Такие вот женщины!    
Но они и дальше продолжали вести себя... По отношению к Женьке постоянство у них было стабильное.    
Когда мы уезжали обратно... А мотоцикл еще несколько раз ездил в город... Мы остались вообще на нулях, не на что было
ехать. А мы заняли какое-то место на конкурсе авторской песни, единственная делегация, которая... Когда на трибуну
выходили, Сашку вперед вытолкнули, он говорит:    
- Мы от Ленинграда выступаем четверо, нас, пожалуйста, судите одной командой. Не надо нам ни первых, ни вторых, ни третьих
мест. Если что-то из нашего репертуара понравится, судите целиком всю команду.    
Но все получилось, как всегда, хотя хотели, как лучше. Первое место заняли Френкель с Таничем за песню про Брестскую
крепость, взяли приз - магнитофон и улетели в Москву. Второе место занял Боря Вахнюк с какой-то песней тоже о Брестской
крепости (он тогда был корреспондентом радиостанции "Юность"), тоже получил приз и уехал. А нам дали сувениры - расписные
ложки и сразу о нас забыли. Мы сделали свое дело - заняли место, сфотографировались с Коневым и космонавтами, и все на
этом кончилось.    
Московские делегации едут на автобусе, а нам в Ленинград добираться - ничего не идет, только поезд. Даже Сашка сидит
задумчивый.    
- Сань, - спрашиваем, -- как добираться-то будем?    
Он подумал-подумал:    
- Так у нас же свой бортпроводник есть!    
И мы идем на вокзал. Раньше мы ходили как? Впереди Сашка, сзади - мы трое. А теперь впереди - Женька Клячкин, мы
трое - сзади.    
Он:    
- Мужики, стойте здесь!    
Был такой мальчик городской, а теперь - "стойте здесь!". Мы стоим, а он пошел в депо, по каким-то складам, конторам...

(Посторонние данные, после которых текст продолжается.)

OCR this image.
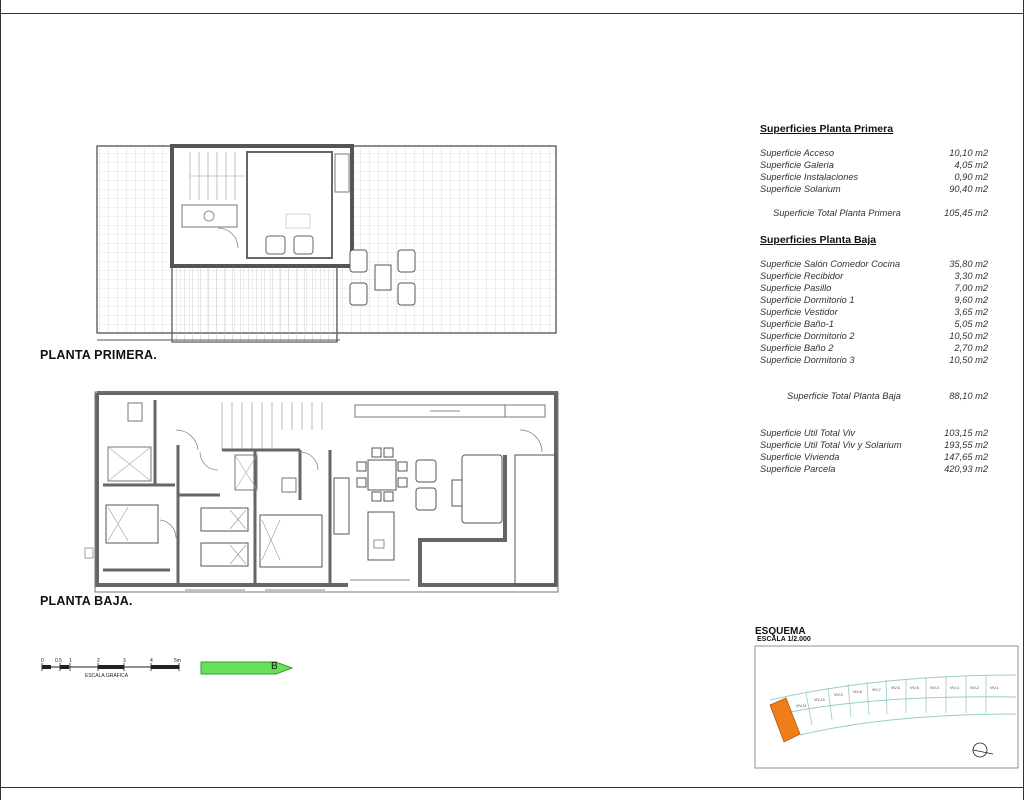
VIV-11
VIV-10
VIV-9
VIV-8	VIV-7	VIV-6	VIV-5	VIV-4	VIV-3	VIV-2	VIV-1
PLANTA PRIMERA.
PLANTA BAJA.
0 0.5 1	2	3	4	5m
ESCALA GRAFICA
B
Superficies Planta Primera
Superficie Acceso	10,10 m2
Superficie Galeria	4,05 m2
Superficie Instalaciones	0,90 m2
Superficie Solarium	90,40 m2
Superficie Total Planta Primera	105,45 m2
Superficies Planta Baja
Superficie Salón Comedor Cocina	35,80 m2
Superficie Recibidor	3,30 m2
Superficie Pasillo	7,00 m2
Superficie Dormitorio 1	9,60 m2
Superficie Vestidor	3,65 m2
Superficie Baño-1	5,05 m2
Superficie Dormitorio 2	10,50 m2
Superficie Baño 2	2,70 m2
Superficie Dormitorio 3	10,50 m2
Superficie Total Planta Baja	88,10 m2
Superficie Util Total Viv	103,15 m2
Superficie Util Total Viv y Solarium	193,55 m2
Superficie Vivienda	147,65 m2
Superficie Parcela	420,93 m2
ESQUEMA
ESCALA 1/2.000
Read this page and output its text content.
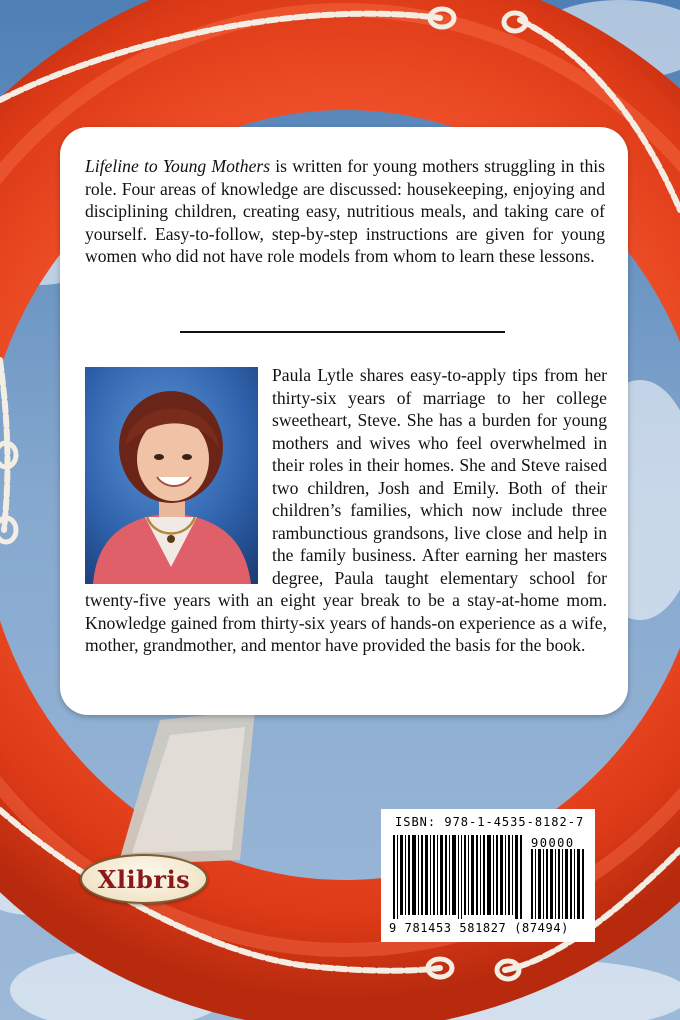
Lifeline to Young Mothers is written for young mothers struggling in this role. Four areas of knowledge are discussed: housekeeping, enjoying and disciplining children, creating easy, nutritious meals, and taking care of yourself. Easy-to-follow, step-by-step instructions are given for young women who did not have role models from whom to learn these lessons.

Paula Lytle shares easy-to-apply tips from her thirty-six years of marriage to her college sweetheart, Steve. She has a burden for young mothers and wives who feel overwhelmed in their roles in their homes. She and Steve raised two children, Josh and Emily. Both of their children’s families, which now include three rambunctious grandsons, live close and help in the family business. After earning her masters degree, Paula taught elementary school for twenty-five years with an eight year break to be a stay-at-home mom. Knowledge gained from thirty-six years of hands-on experience as a wife, mother, grandmother, and mentor have provided the basis for the book.

ISBN: 978-1-4535-8182-7
90000
9 781453 581827 (87494)
Xlibris
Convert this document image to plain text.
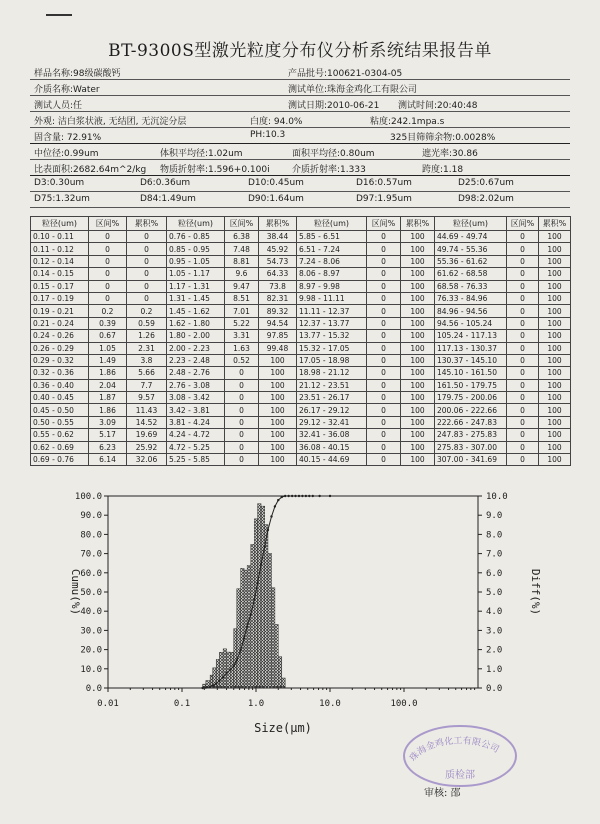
BT-9300S型激光粒度分布仪分析系统结果报告单
样品名称:98级碳酸钙	产品批号:100621-0304-05
介质名称:Water	测试单位:珠海金鸡化工有限公司
测试人员:任	测试日期:2010-06-21 测试时间:20:40:48
外观: 洁白浆状液, 无结团, 无沉淀分层	白度: 94.0%	粘度:242.1mpa.s
固含量: 72.91%	PH:10.3	325目筛筛余物:0.0028%
中位径:0.99um	体积平均径:1.02um	面积平均径:0.80um	遮光率:30.86
比表面积:2682.64m^2/kg 物质折射率:1.596+0.100i 介质折射率:1.333	跨度:1.18
D3:0.30um	D6:0.36um	D10:0.45um	D16:0.57um	D25:0.67um
D75:1.32um	D84:1.49um	D90:1.64um	D97:1.95um	D98:2.02um
粒径(um)	区间%	累积%	粒径(um)	区间%	累积%	粒径(um)	区间%	累积%	粒径(um)	区间%	累积%
0.10 - 0.11	0	0	0.76 - 0.85	6.38	38.44	5.85 - 6.51	0	100	44.69 - 49.74	0	100
0.11 - 0.12	0	0	0.85 - 0.95	7.48	45.92	6.51 - 7.24	0	100	49.74 - 55.36	0	100
0.12 - 0.14	0	0	0.95 - 1.05	8.81	54.73	7.24 - 8.06	0	100	55.36 - 61.62	0	100
0.14 - 0.15	0	0	1.05 - 1.17	9.6	64.33	8.06 - 8.97	0	100	61.62 - 68.58	0	100
0.15 - 0.17	0	0	1.17 - 1.31	9.47	73.8	8.97 - 9.98	0	100	68.58 - 76.33	0	100
0.17 - 0.19	0	0	1.31 - 1.45	8.51	82.31	9.98 - 11.11	0	100	76.33 - 84.96	0	100
0.19 - 0.21	0.2	0.2	1.45 - 1.62	7.01	89.32	11.11 - 12.37	0	100	84.96 - 94.56	0	100
0.21 - 0.24	0.39	0.59	1.62 - 1.80	5.22	94.54	12.37 - 13.77	0	100	94.56 - 105.24	0	100
0.24 - 0.26	0.67	1.26	1.80 - 2.00	3.31	97.85	13.77 - 15.32	0	100	105.24 - 117.13	0	100
0.26 - 0.29	1.05	2.31	2.00 - 2.23	1.63	99.48	15.32 - 17.05	0	100	117.13 - 130.37	0	100
0.29 - 0.32	1.49	3.8	2.23 - 2.48	0.52	100	17.05 - 18.98	0	100	130.37 - 145.10	0	100
0.32 - 0.36	1.86	5.66	2.48 - 2.76	0	100	18.98 - 21.12	0	100	145.10 - 161.50	0	100
0.36 - 0.40	2.04	7.7	2.76 - 3.08	0	100	21.12 - 23.51	0	100	161.50 - 179.75	0	100
0.40 - 0.45	1.87	9.57	3.08 - 3.42	0	100	23.51 - 26.17	0	100	179.75 - 200.06	0	100
0.45 - 0.50	1.86	11.43	3.42 - 3.81	0	100	26.17 - 29.12	0	100	200.06 - 222.66	0	100
0.50 - 0.55	3.09	14.52	3.81 - 4.24	0	100	29.12 - 32.41	0	100	222.66 - 247.83	0	100
0.55 - 0.62	5.17	19.69	4.24 - 4.72	0	100	32.41 - 36.08	0	100	247.83 - 275.83	0	100
0.62 - 0.69	6.23	25.92	4.72 - 5.25	0	100	36.08 - 40.15	0	100	275.83 - 307.00	0	100
0.69 - 0.76	6.14	32.06	5.25 - 5.85	0	100	40.15 - 44.69	0	100	307.00 - 341.69	0	100
0.0
10.0
20.0
30.0
40.0
50.0
60.0
70.0
80.0
90.0
100.0
0.0
1.0
2.0
3.0
4.0
5.0
6.0
7.0
8.0
9.0
10.0
0.01	0.1	1.0	10.0	100.0
Size(μm)
Cumu(%)	Diff(%)
珠海金鸡化工有限公司
质检部
审核: 邵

Возвращается с двумя женщинами. Те нас пересчитали:    
- Мальчики, придется ехать в плацкартном вагоне, жестком. Мы:    
- Ну, нам всего четыре места...    
- Нет, вам - три.    
Едем в плацкартном трое. Ни выпить, ни поесть, а ехать полтора дня!    
Вдруг появляется какая-то женщина:    
- Вас просили зайти в 12-й вагон, купе такое-то. Приходим. Сидит Евгений Исаакович в двухместном купе для проводников,
красиво отделанное... Столик. На столе ломится от еды, от выпивки...    

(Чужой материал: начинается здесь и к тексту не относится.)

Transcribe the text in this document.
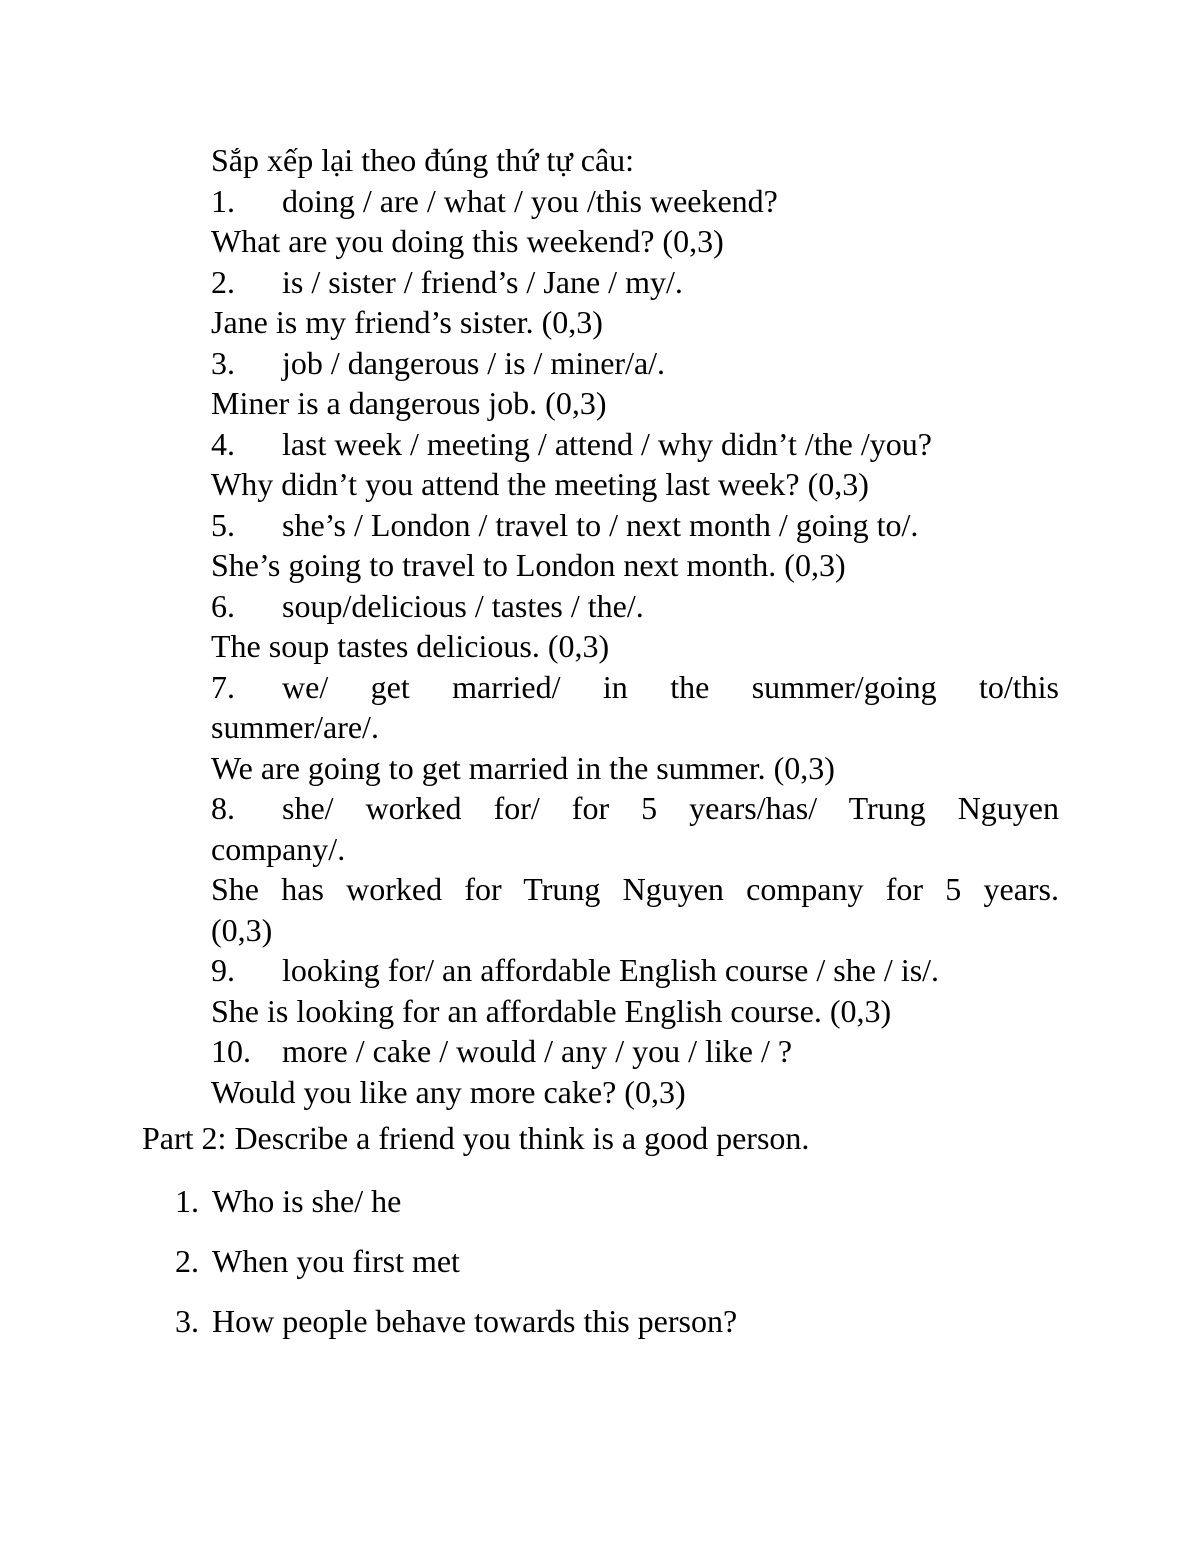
Sắp xếp lại theo đúng thứ tự câu:
1.	doing / are / what / you /this weekend?
What are you doing this weekend? (0,3)
2.	is / sister / friend’s / Jane / my/.
Jane is my friend’s sister. (0,3)
3.	job / dangerous / is / miner/a/.
Miner is a dangerous job. (0,3)
4.	last week / meeting / attend / why didn’t /the /you?
Why didn’t you attend the meeting last week? (0,3)
5.	she’s / London / travel to / next month / going to/.
She’s going to travel to London next month. (0,3)
6.	soup/delicious / tastes / the/.
The soup tastes delicious. (0,3)
7. we/ get married/ in the summer/going to/this summer/are/.
We are going to get married in the summer. (0,3)
8. she/ worked for/ for 5 years/has/ Trung Nguyen company/.
She has worked for Trung Nguyen company for 5 years. (0,3)
9.	looking for/ an affordable English course / she / is/.
She is looking for an affordable English course. (0,3)
10. more / cake / would / any / you / like / ?
Would you like any more cake? (0,3)
Part 2: Describe a friend you think is a good person.
1. Who is she/ he
2. When you first met
3. How people behave towards this person?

- Ну, садитесь, мужики! Только недолго: у меня тут дела кое-какие...    
Мы все быстро пометали, выпили.    
- Ну, ребята, вы же понимаете, уж извините...    
- Ладно, ладно, мы пошли.    
Он заболел, бедолага. Якобы. А может, и действительно заболел: от этого заболеешь ведь...    
На следующий день приходим - лежит на верхней полочке, томный такой, бледный. Вокруг него суетятся, носят что-то,
отпаивают...    
В Ленинград приехали, три дня прошло, звонит:    
- Слушай, ты мне не поможешь?    
- Что такое?    
- Надо на Витебский вокзал коробочку небольшую отвезти.    
- Ну, какие проблемы!    
С работы отпросился, приехал к нему... В полстола - здоровенная коробка стирального порошка. Химкомбинат у нас какой-то
только освоил производство. Едва дотащили.    
С тех пор мы с Женькой... не то, что подружились, - не то слово, во всяком случае, разыгрывать перестали.
   
Никакая гитара не вывезет...    
Вот какую историю рассказал, кто уж - не помню.    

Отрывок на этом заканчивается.